A special emphasis of the Institute is its cooperation with the University of Strasbourg. This especially concerns students whose doctoral work focuses on ecumenical themes and are happy to take advantage of the extensive theological competence and good library of the Institute. Two doctoral theses on ecumenical subjects were defended in December 2015, both of which received the highest rating of „excellent.“ While neither student was a Lutheran theologian, both have been active in recent years in various Institute activities, including offering lectures at our yearly Summer Seminar.
Emmanuel Dobre is a Romanian Orthodox. His work compared the Orthodox understanding of icons with the Reformation understanding of the Scripture. He was able to show that in the Orthodox understanding, it is by the power of the Holy Spirit that icons become bearers of the gospel. After presenting the Protestant understanding of Scripture, he stated the observable analogies between them. Dobre belongs to a group of younger theologians whom Patriarch Daniel of Romania has deliberately sent to Strasbourg to study so that they can be best educated in ecumenical matters at both the University and the Institute.
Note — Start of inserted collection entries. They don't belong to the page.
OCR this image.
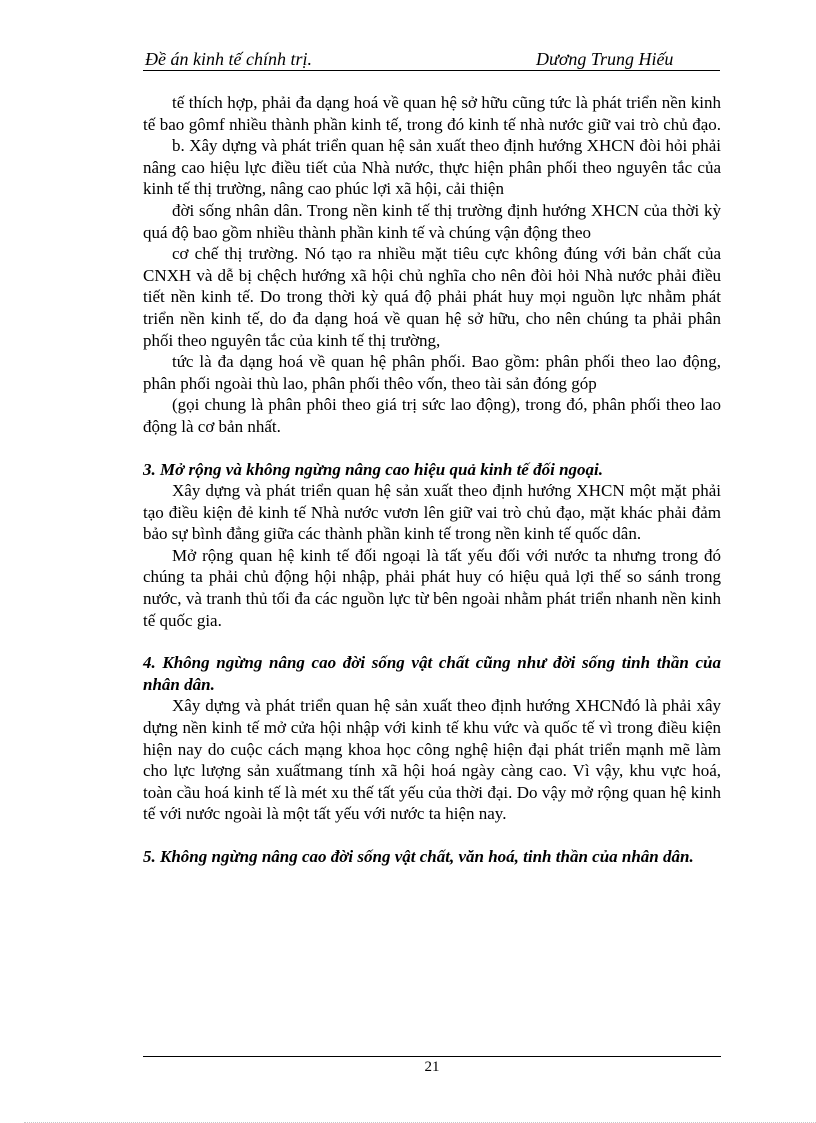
Đề án kinh tế chính trị.	Dương Trung Hiếu

tế thích hợp, phải đa dạng hoá về quan hệ sở hữu cũng tức là phát triển nền kinh tế bao gômf nhiều thành phần kinh tế, trong đó kinh tế nhà nước giữ vai trò chủ đạo.

b. Xây dựng và phát triển quan hệ sản xuất theo định hướng XHCN đòi hỏi phải nâng cao hiệu lực điều tiết của Nhà nước, thực hiện phân phối theo nguyên tắc của kinh tế thị trường, nâng cao phúc lợi xã hội, cải thiện

đời sống nhân dân. Trong nền kinh tế thị trường định hướng XHCN của thời kỳ quá độ bao gồm nhiều thành phần kinh tế và chúng vận động theo

cơ chế thị trường. Nó tạo ra nhiều mặt tiêu cực không đúng với bản chất của CNXH và dễ bị chệch hướng xã hội chủ nghĩa cho nên đòi hỏi Nhà nước phải điều tiết nền kinh tế. Do trong thời kỳ quá độ phải phát huy mọi nguồn lực nhằm phát triển nền kinh tế, do đa dạng hoá về quan hệ sở hữu, cho nên chúng ta phải phân phối theo nguyên tắc của kinh tế thị trường,

tức là đa dạng hoá về quan hệ phân phối. Bao gồm: phân phối theo lao động, phân phối ngoài thù lao, phân phối thêo vốn, theo tài sản đóng góp

(gọi chung là phân phôi theo giá trị sức lao động), trong đó, phân phối theo lao động là cơ bản nhất.

3. Mở rộng và không ngừng nâng cao hiệu quả kinh tế đối ngoại.

Xây dựng và phát triển quan hệ sản xuất theo định hướng XHCN một mặt phải tạo điều kiện đẻ kinh tế Nhà nước vươn lên giữ vai trò chủ đạo, mặt khác phải đảm bảo sự bình đẳng giữa các thành phần kinh tế trong nền kinh tế quốc dân.

Mở rộng quan hệ kinh tế đối ngoại là tất yếu đối với nước ta nhưng trong đó chúng ta phải chủ động hội nhập, phải phát huy có hiệu quả lợi thế so sánh trong nước, và tranh thủ tối đa các nguồn lực từ bên ngoài nhằm phát triển nhanh nền kinh tế quốc gia.

4. Không ngừng nâng cao đời sống vật chất cũng như đời sống tinh thần của nhân dân.

Xây dựng và phát triển quan hệ sản xuất theo định hướng XHCNđó là phải xây dựng nền kinh tế mở cửa hội nhập với kinh tế khu vức và quốc tế vì trong điều kiện hiện nay do cuộc cách mạng khoa học công nghệ hiện đại phát triển mạnh mẽ làm cho lực lượng sản xuấtmang tính xã hội hoá ngày càng cao. Vì vậy, khu vực hoá, toàn cầu hoá kinh tế là mét xu thế tất yếu của thời đại. Do vậy mở rộng quan hệ kinh tế với nước ngoài là một tất yếu với nước ta hiện nay.

5. Không ngừng nâng cao đời sống vật chất, văn hoá, tinh thần của nhân dân.

21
Anne Cathy Graber is a Mennonite and one of the four leaders of the Communauté du Chemin Neuf. She compared John Paul II’s encyclical on Mary, Redemptoris Mater, with Martin Luther’s commentary on the Magnificat. On this basis she stated the convergences and differences between them and showed how on the theme of Mary the questions that emerge in the context of ecumenical dialogue about the church can be recognized. This is not surprising, since even in newer Catholic theology the analogy between Mary and the church is always underlined. In this way in close cooperation with the Institute and under the direction of André Birmelé a work of more than 500 pages on the current state of dialogue about Mary comes forth. And it is the work of a Mennonite!